The book Statistical analysis with missing data (Little RJA, Rubin DB. 2nd ed.,Wiley 2002) describes many aspects of the handling of missing data. The section ‘Handling of missing values’ in Rothman’s Modern Epidemiology, 3rd ed. (K. Rothman, S. Greenland, T. Lash. Lippincott Williams & Wilkins, 2008) is a summary of the state of the art, focused on practical issues for epidemiologists. Ways of dealing with such data include complete subject analysis (subjects with missing values are deleted from the analyses) and imputation methods (missing data are predicted based on the observed values and the pattern of missingness). A method commonly used in epidemiology is to create a category of the variable, or an indicator, for the missing values. This practice can be invalid even if the data are missing completely at random and should be avoided (see Indicator and Stratification Methods for Missing Explanatory Variables in Multiple Linear Regression. J Am Stat Assoc 1996;91(433):222–230).

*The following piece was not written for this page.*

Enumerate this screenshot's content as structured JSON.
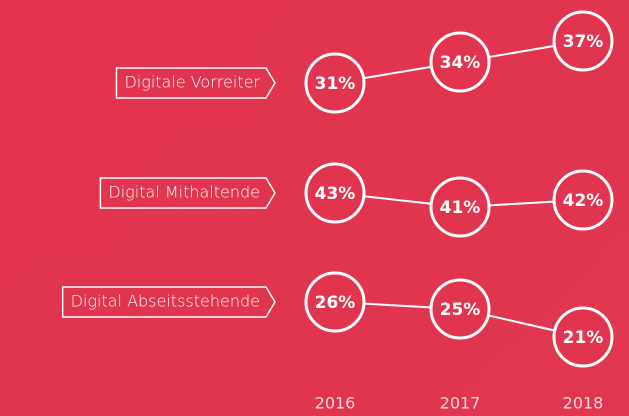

A concise review of methods to handle missing data is also provided in the section ‘Missing data’ of the Encyclopedia of Epidemiologic Methods (Gail MH, Benichou J, Editors. Wiley 2000). Identifying the pattern of missing data is important as some methods for handling missing data assume a defined pattern of missingness. Biased results may be obtained if it is incorrectly assumed that data are missing at random. In general, it is desirable to show that conclusions drawn from the data are not sensitive to the particular strategy used to handle missing values. To investigate this, it may be helpful to repeat the analysis with a variety of approaches.
Other useful references on handling of missing data include the books Multiple Imputation for Nonresponse in Surveys (Rubin DB, Wiley, 2004) and Analysis of Incomplete Multivariate Data (Schafer JL, Chapman & Hall/CRC, 1997), and the articles Using the outcome for imputation of missing predictor values was preferred (J Clin Epi 2006;59(10):1092-101), Recovery of information from multiple imputation: a simulation study (Emerg Themes Epidemiol 2012;9(1):3) and Evaluation of two-fold fully conditional specification multiple imputation for longitudinal electronic health record data (Stat Med. 2014;33(21):3725-37).